Religious sect is a real force in Iraqi society, all the more since regional players have poured billions into hyper-sectarian militias and media outlets. At the same time, Iraqis have consistently fought against the imposition of a quota system for government positions, as well as the culture of animosity that political sectarianism brings. Iraqis identify politically and socially in many ways — geographically, generationally and ideologically. They organize for gender justice, public sector jobs, cultural flourishing, environmental protection and more.

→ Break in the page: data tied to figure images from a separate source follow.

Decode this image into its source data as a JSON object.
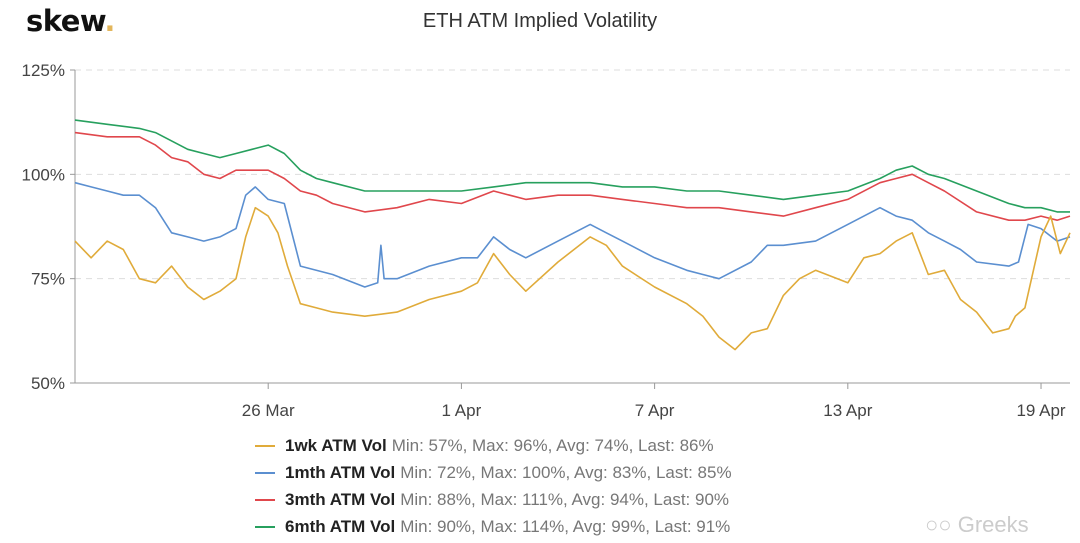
{
  "brand": {
    "logo": "skew",
    "logo_dot": "."
  },
  "watermark": {
    "icon": "wechat-icon",
    "text": "Greeks"
  },
  "chart_data": {
    "type": "line",
    "title": "ETH ATM Implied Volatility",
    "xlabel": "",
    "ylabel": "",
    "x_unit": "days since 20 Mar",
    "xlim": [
      0,
      30.9
    ],
    "ylim": [
      50,
      125
    ],
    "y_ticks": [
      {
        "value": 125,
        "label": "125%"
      },
      {
        "value": 100,
        "label": "100%"
      },
      {
        "value": 75,
        "label": "75%"
      },
      {
        "value": 50,
        "label": "50%"
      }
    ],
    "x_ticks": [
      {
        "value": 6,
        "label": "26 Mar"
      },
      {
        "value": 12,
        "label": "1 Apr"
      },
      {
        "value": 18,
        "label": "7 Apr"
      },
      {
        "value": 24,
        "label": "13 Apr"
      },
      {
        "value": 30,
        "label": "19 Apr"
      }
    ],
    "grid": "horizontal-dashed",
    "legend_position": "bottom",
    "series": [
      {
        "name": "1wk ATM Vol",
        "stats": "Min: 57%, Max: 96%, Avg: 74%, Last: 86%",
        "color": "#e0ab3a",
        "x": [
          0,
          0.5,
          1,
          1.5,
          2,
          2.5,
          3,
          3.5,
          4,
          4.5,
          5,
          5.3,
          5.6,
          6,
          6.3,
          6.6,
          7,
          7.5,
          8,
          9,
          10,
          11,
          12,
          12.5,
          13,
          13.5,
          14,
          15,
          16,
          16.5,
          17,
          18,
          19,
          19.5,
          20,
          20.5,
          21,
          21.5,
          22,
          22.5,
          23,
          24,
          24.5,
          25,
          25.5,
          26,
          26.5,
          27,
          27.5,
          28,
          28.5,
          29,
          29.2,
          29.5,
          30,
          30.3,
          30.6,
          30.9
        ],
        "y": [
          84,
          80,
          84,
          82,
          75,
          74,
          78,
          73,
          70,
          72,
          75,
          85,
          92,
          90,
          86,
          78,
          69,
          68,
          67,
          66,
          67,
          70,
          72,
          74,
          81,
          76,
          72,
          79,
          85,
          83,
          78,
          73,
          69,
          66,
          61,
          58,
          62,
          63,
          71,
          75,
          77,
          74,
          80,
          81,
          84,
          86,
          76,
          77,
          70,
          67,
          62,
          63,
          66,
          68,
          85,
          90,
          81,
          86
        ]
      },
      {
        "name": "1mth ATM Vol",
        "stats": "Min: 72%, Max: 100%, Avg: 83%, Last: 85%",
        "color": "#5b8fd0",
        "x": [
          0,
          0.5,
          1,
          1.5,
          2,
          2.5,
          3,
          3.5,
          4,
          4.5,
          5,
          5.3,
          5.6,
          6,
          6.5,
          7,
          8,
          9,
          9.4,
          9.5,
          9.6,
          10,
          11,
          12,
          12.5,
          13,
          13.5,
          14,
          15,
          16,
          16.5,
          17,
          18,
          19,
          19.5,
          20,
          21,
          21.5,
          22,
          23,
          24,
          24.5,
          25,
          25.5,
          26,
          26.5,
          27,
          27.5,
          28,
          29,
          29.3,
          29.6,
          30,
          30.5,
          30.9
        ],
        "y": [
          98,
          97,
          96,
          95,
          95,
          92,
          86,
          85,
          84,
          85,
          87,
          95,
          97,
          94,
          93,
          78,
          76,
          73,
          74,
          83,
          75,
          75,
          78,
          80,
          80,
          85,
          82,
          80,
          84,
          88,
          86,
          84,
          80,
          77,
          76,
          75,
          79,
          83,
          83,
          84,
          88,
          90,
          92,
          90,
          89,
          86,
          84,
          82,
          79,
          78,
          79,
          88,
          87,
          84,
          85
        ]
      },
      {
        "name": "3mth ATM Vol",
        "stats": "Min: 88%, Max: 111%, Avg: 94%, Last: 90%",
        "color": "#e0474c",
        "x": [
          0,
          1,
          2,
          2.5,
          3,
          3.5,
          4,
          4.5,
          5,
          5.5,
          6,
          6.5,
          7,
          7.5,
          8,
          9,
          10,
          11,
          12,
          13,
          14,
          15,
          16,
          17,
          18,
          19,
          20,
          21,
          22,
          23,
          24,
          25,
          25.5,
          26,
          26.5,
          27,
          28,
          29,
          29.5,
          30,
          30.5,
          30.9
        ],
        "y": [
          110,
          109,
          109,
          107,
          104,
          103,
          100,
          99,
          101,
          101,
          101,
          99,
          96,
          95,
          93,
          91,
          92,
          94,
          93,
          96,
          94,
          95,
          95,
          94,
          93,
          92,
          92,
          91,
          90,
          92,
          94,
          98,
          99,
          100,
          98,
          96,
          91,
          89,
          89,
          90,
          89,
          90
        ]
      },
      {
        "name": "6mth ATM Vol",
        "stats": "Min: 90%, Max: 114%, Avg: 99%, Last: 91%",
        "color": "#27a05e",
        "x": [
          0,
          1,
          2,
          2.5,
          3,
          3.5,
          4,
          4.5,
          5,
          5.5,
          6,
          6.5,
          7,
          7.5,
          8,
          9,
          10,
          11,
          12,
          13,
          14,
          15,
          16,
          17,
          18,
          19,
          20,
          21,
          22,
          23,
          24,
          25,
          25.5,
          26,
          26.5,
          27,
          28,
          29,
          29.5,
          30,
          30.5,
          30.9
        ],
        "y": [
          113,
          112,
          111,
          110,
          108,
          106,
          105,
          104,
          105,
          106,
          107,
          105,
          101,
          99,
          98,
          96,
          96,
          96,
          96,
          97,
          98,
          98,
          98,
          97,
          97,
          96,
          96,
          95,
          94,
          95,
          96,
          99,
          101,
          102,
          100,
          99,
          96,
          93,
          92,
          92,
          91,
          91
        ]
      }
    ]
  }
}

Faith is only one aspect of these identities, though one that the world seems obsessed with boxing Iraqis into.

“We want an end to this sectarian quota system,” Uday al-Zaidi, the brother of famed shoe-thrower and journalist Muntazar al-Zaidi, told me back in 2011. That was in the midst of one of Iraq’s earlier protest moments, when the al-Zaidi brothers played a prominent role in leading calls for Iraqi unity and independence from the United States and regional powers, most prominently the Iranian government. And that’s just one example.